Sweet friend, I am so sorry for your loss. Please don't blame yourself, as quickly as the puppy passed, there was likely nothing to be done anyway. I am sorry to hear of the struggles you are going thru, but know that you don't go thru them alone. Your RT family is right here to support and love you. I am praying for you, that you find peace in the midst of the storm. {{{hugs}}}
 
(((((SKY))))

The Rainbow Bridge

[align=]Just this side of heaven is a place called Rainbow Bridge.
When an animal dies that has been especially close to someone here, that pet
goes to Rainbow Bridge. There are meadows and hills for all of our special
friends so they can run and play together.
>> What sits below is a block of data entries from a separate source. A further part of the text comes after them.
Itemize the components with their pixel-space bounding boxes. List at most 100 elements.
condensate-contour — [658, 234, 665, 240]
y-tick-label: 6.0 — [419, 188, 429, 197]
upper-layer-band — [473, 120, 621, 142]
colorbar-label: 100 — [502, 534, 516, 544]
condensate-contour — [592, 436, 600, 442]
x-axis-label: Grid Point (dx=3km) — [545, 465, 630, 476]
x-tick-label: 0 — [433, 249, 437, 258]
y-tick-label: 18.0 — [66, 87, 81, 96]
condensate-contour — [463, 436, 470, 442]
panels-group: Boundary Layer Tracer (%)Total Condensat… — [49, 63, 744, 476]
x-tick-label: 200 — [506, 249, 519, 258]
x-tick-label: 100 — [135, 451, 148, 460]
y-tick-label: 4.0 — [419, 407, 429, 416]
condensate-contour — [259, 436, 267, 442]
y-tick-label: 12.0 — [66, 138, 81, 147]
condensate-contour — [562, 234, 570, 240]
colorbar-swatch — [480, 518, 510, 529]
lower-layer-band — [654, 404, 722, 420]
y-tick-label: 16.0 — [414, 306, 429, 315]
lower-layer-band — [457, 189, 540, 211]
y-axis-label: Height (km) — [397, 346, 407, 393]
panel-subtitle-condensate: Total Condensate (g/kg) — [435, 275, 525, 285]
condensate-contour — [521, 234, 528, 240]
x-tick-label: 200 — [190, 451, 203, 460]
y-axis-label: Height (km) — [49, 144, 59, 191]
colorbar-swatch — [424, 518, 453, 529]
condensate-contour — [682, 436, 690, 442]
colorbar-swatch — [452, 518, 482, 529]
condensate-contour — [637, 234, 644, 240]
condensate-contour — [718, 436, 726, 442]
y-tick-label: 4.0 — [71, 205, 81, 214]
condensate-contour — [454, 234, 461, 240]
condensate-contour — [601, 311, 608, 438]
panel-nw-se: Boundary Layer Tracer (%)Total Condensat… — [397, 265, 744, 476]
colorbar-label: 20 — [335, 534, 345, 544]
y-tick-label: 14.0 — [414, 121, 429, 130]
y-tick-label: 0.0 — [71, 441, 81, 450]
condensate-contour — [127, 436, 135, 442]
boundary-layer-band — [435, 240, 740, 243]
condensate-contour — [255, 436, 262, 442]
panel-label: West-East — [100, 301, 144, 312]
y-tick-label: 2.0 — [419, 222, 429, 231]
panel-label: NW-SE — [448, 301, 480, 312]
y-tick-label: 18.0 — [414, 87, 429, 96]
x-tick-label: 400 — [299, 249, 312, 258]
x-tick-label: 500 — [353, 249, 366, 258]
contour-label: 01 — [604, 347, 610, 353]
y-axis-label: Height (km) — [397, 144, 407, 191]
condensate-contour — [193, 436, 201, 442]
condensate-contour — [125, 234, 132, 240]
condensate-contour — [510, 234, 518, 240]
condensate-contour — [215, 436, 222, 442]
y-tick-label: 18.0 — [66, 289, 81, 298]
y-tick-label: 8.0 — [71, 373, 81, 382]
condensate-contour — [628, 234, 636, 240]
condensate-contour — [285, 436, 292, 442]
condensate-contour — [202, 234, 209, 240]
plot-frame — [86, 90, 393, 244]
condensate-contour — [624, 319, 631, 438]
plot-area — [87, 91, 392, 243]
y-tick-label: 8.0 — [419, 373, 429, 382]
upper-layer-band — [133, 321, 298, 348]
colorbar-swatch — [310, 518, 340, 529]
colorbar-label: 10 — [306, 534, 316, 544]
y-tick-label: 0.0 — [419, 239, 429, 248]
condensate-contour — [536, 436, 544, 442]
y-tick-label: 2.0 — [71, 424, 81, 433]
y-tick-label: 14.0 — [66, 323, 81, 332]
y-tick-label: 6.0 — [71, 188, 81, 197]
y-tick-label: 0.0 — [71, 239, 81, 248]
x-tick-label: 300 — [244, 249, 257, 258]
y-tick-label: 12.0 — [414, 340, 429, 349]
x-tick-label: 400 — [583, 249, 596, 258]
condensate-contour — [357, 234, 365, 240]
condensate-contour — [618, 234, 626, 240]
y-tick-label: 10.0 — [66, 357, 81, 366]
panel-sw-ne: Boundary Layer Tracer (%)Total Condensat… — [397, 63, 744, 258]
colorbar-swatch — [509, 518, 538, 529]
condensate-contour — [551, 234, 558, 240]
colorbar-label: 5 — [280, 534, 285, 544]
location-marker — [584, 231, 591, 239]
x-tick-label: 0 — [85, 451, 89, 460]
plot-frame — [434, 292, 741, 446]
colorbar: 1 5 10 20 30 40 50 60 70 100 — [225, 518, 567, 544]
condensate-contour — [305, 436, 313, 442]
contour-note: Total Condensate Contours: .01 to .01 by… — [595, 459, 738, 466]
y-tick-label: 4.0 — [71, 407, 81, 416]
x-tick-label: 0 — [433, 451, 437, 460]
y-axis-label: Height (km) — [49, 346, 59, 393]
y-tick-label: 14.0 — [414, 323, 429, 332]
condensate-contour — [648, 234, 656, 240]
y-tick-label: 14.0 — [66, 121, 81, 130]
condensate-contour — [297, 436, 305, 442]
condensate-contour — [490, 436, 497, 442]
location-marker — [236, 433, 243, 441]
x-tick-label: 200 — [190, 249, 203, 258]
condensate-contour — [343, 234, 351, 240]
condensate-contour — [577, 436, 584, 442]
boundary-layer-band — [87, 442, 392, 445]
There is plenty of food, water
and sunshine, and our friends are warm and comfortable.
All the animals that had been ill and old are restored to health and vigor.
Those who were hurt or maimed are made whole and strong again, just as we
remember them in our dreams of days and times gone by. The animals are happy
and content, except for one small thing; they each miss someone very special
to them, who had to be left behind.
They all run and play together, but the day comes when one suddenly stops
and looks into the distance. His bright eyes are intent. His eager body
quivers. Suddenly he begins to run from the group, flying over the green
grass, his legs carrying him faster and faster.
You have been spotted, and when you and your special friend finally meet,
you cling together in joyous reunion, never to be parted again. The happy
kisses rain upon your face; your hands again caress the beloved head, and
you look once more into the trusting eyes of your pet, so long gone from
your life but never absent from your heart.
Then you cross Rainbow Bridge together[/align]
 
So sorry for your loss and the difficult time you have been having right now and wish there was something I could do to help. Hoping that things take a turn for the best for you soon. :D
 
sorry about all the bad luck you are having right now. Here is hoping for better days for you. Sorry about losing your pup.
 
I am sorry for your loss & the hard times you are going through.

I know no one can know exactly how you are feeling, but your post really touched me.
As I sit here crying over your ordeal just know your RT family cares & are praying for you.
 
Sky, sorry to hear about losing your pup! I know you have been having a run of rough luck, but didn't know the school district is not making payroll ... that is inexcusable! How long before they will be able to pay?